Love to and for all,
John
Sorry John, but I do not think that a good use of my time
Some numpty on R4 this morning from the IoD said that interest rate rises would be welcomed by business leaders to ‘calm demand’ and stabilise prices.
‘Calm demand’? I mean – it just does not work like that does it? And all the other stuff she spoke of was right out of the neo-liberal orthodox playbook. It sounded reasonable I admit but after studying this stuff for so long we know who the real beneficiaries are – the rentiers who bringing forward their profit margins and sod everyone else.
Increasing interest rates now is just an act of faith in intangible theory which is just a Trojan horse to hide profit gouging – as well as being cruel and unnecessary.
This the rentier state at work again methinks.
Inflation is going to kill demand almost entirely as this year progresses
If they think this helps, they really do not understand the real world
I am now aware of this:
https://www.taxresearch.org.uk/Blog/2021/12/21/the-tax-justice-network-is-an-unreliable-source-of-data/
At times like this you are reminded of how the neoclassical economics of the last 30-40 years is still so dominant in thinking, be it central bankers, government or business. Still trying to manage the economy with the interest rate – what Edward Heath described as ‘one club golfing’ I think.
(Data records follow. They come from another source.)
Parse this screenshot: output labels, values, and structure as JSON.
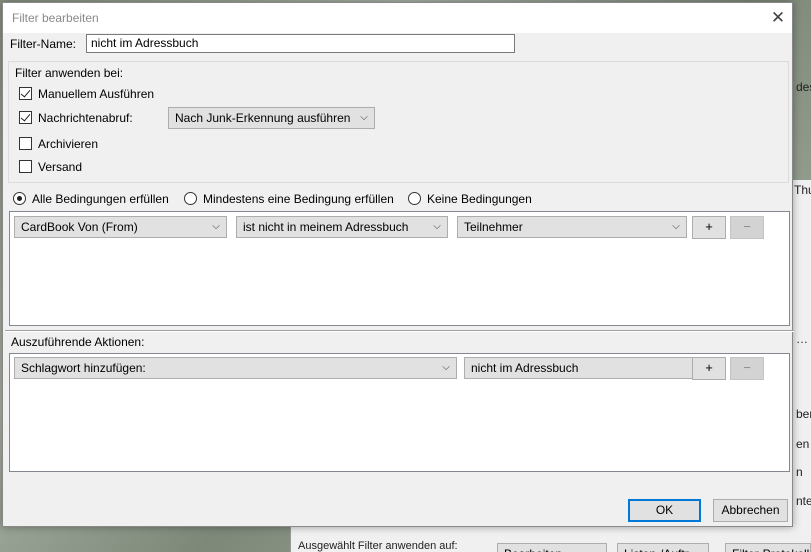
{
  "dialog": {
    "title": "Filter bearbeiten",
    "filter_name_label": "Filter-Name:",
    "filter_name_value": "nicht im Adressbuch"
  },
  "apply_group": {
    "legend": "Filter anwenden bei:",
    "options": [
      {
        "label": "Manuellem Ausführen",
        "checked": true
      },
      {
        "label": "Nachrichtenabruf:",
        "checked": true
      },
      {
        "label": "Archivieren",
        "checked": false
      },
      {
        "label": "Versand",
        "checked": false
      }
    ],
    "junk_select": "Nach Junk-Erkennung ausführen"
  },
  "match": {
    "options": [
      {
        "label": "Alle Bedingungen erfüllen",
        "selected": true
      },
      {
        "label": "Mindestens eine Bedingung erfüllen",
        "selected": false
      },
      {
        "label": "Keine Bedingungen",
        "selected": false
      }
    ]
  },
  "condition": {
    "field": "CardBook Von (From)",
    "operator": "ist nicht in meinem Adressbuch",
    "value": "Teilnehmer",
    "add": "+",
    "remove": "−"
  },
  "actions": {
    "label": "Auszuführende Aktionen:",
    "action": "Schlagwort hinzufügen:",
    "value": "nicht im Adressbuch",
    "add": "+",
    "remove": "−"
  },
  "buttons": {
    "ok": "OK",
    "cancel": "Abbrechen"
  },
  "background": {
    "fragments": [
      "des",
      "Thu",
      "ber",
      "en",
      "n",
      "nte",
      "…"
    ],
    "bottom_buttons": [
      "Ausgewählt Filter anwenden auf:",
      "Bearbeiten",
      "Listen-/Auftr.",
      "Filter-Protokoll"
    ]
  }
}
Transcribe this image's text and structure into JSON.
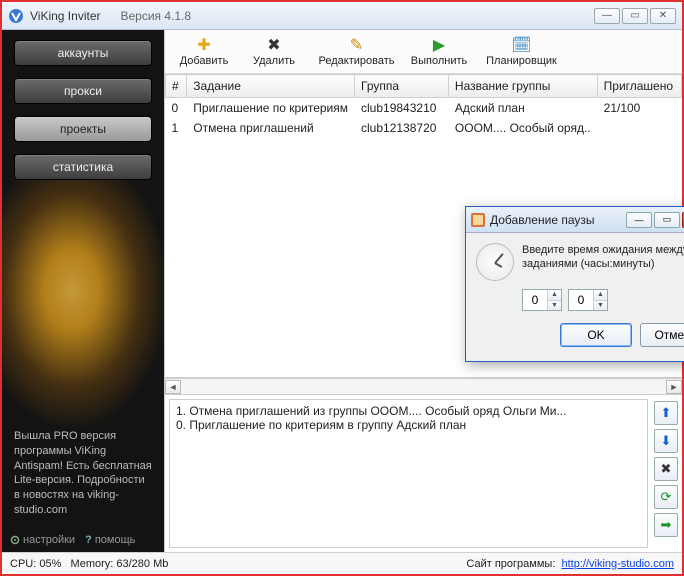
{
  "titlebar": {
    "appname": "ViKing Inviter",
    "version": "Версия 4.1.8"
  },
  "sidebar": {
    "buttons": {
      "accounts": "аккаунты",
      "proxy": "прокси",
      "projects": "проекты",
      "stats": "статистика"
    },
    "promo": "Вышла PRO версия программы ViKing Antispam! Есть бесплатная Lite-версия. Подробности в новостях на viking-studio.com",
    "footer": {
      "settings": "настройки",
      "help": "помощь"
    }
  },
  "toolbar": {
    "add": "Добавить",
    "delete": "Удалить",
    "edit": "Редактировать",
    "run": "Выполнить",
    "scheduler": "Планировщик"
  },
  "table": {
    "headers": {
      "idx": "#",
      "task": "Задание",
      "group": "Группа",
      "groupname": "Название группы",
      "invited": "Приглашено"
    },
    "rows": [
      {
        "idx": "0",
        "task": "Приглашение по критериям",
        "group": "club19843210",
        "groupname": "Адский план",
        "invited": "21/100"
      },
      {
        "idx": "1",
        "task": "Отмена приглашений",
        "group": "club12138720",
        "groupname": "ОООМ.... Особый оряд..",
        "invited": ""
      }
    ]
  },
  "log": {
    "lines": [
      "1. Отмена приглашений из группы  ОООМ.... Особый оряд Ольги Ми...",
      "0. Приглашение по критериям в группу  Адский план"
    ]
  },
  "status": {
    "cpu_label": "CPU:",
    "cpu_val": "05%",
    "mem_label": "Memory:",
    "mem_val": "63/280 Mb",
    "site_label": "Сайт программы:",
    "site_url": "http://viking-studio.com"
  },
  "modal": {
    "title": "Добавление паузы",
    "desc": "Введите время ожидания между заданиями (часы:минуты)",
    "hours": "0",
    "minutes": "0",
    "ok": "OK",
    "cancel": "Отмена"
  }
}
The world of economics really has not changed, despite its claims to have moved on.
You are right
Just reading Diane Coyle’s Cogs and Monsters – a defence of economics, arguing that it has moved on. Not convinced at all. The economics equivalent of ‘greenwash’.
Given many will need to borrow to get by in the hope this massive rise in the cost of living is transcient, raising interest rates gifts a respectabile veneer to the idea of banks accordingly raising their loan rates. It facilitates predation, then, reminding us (like we needed it) whose side Bailey et al are on. If any one institution is to survive the coming chaos, it will be banking. None of this would be stood for, I remind all, in any genuinely educated country.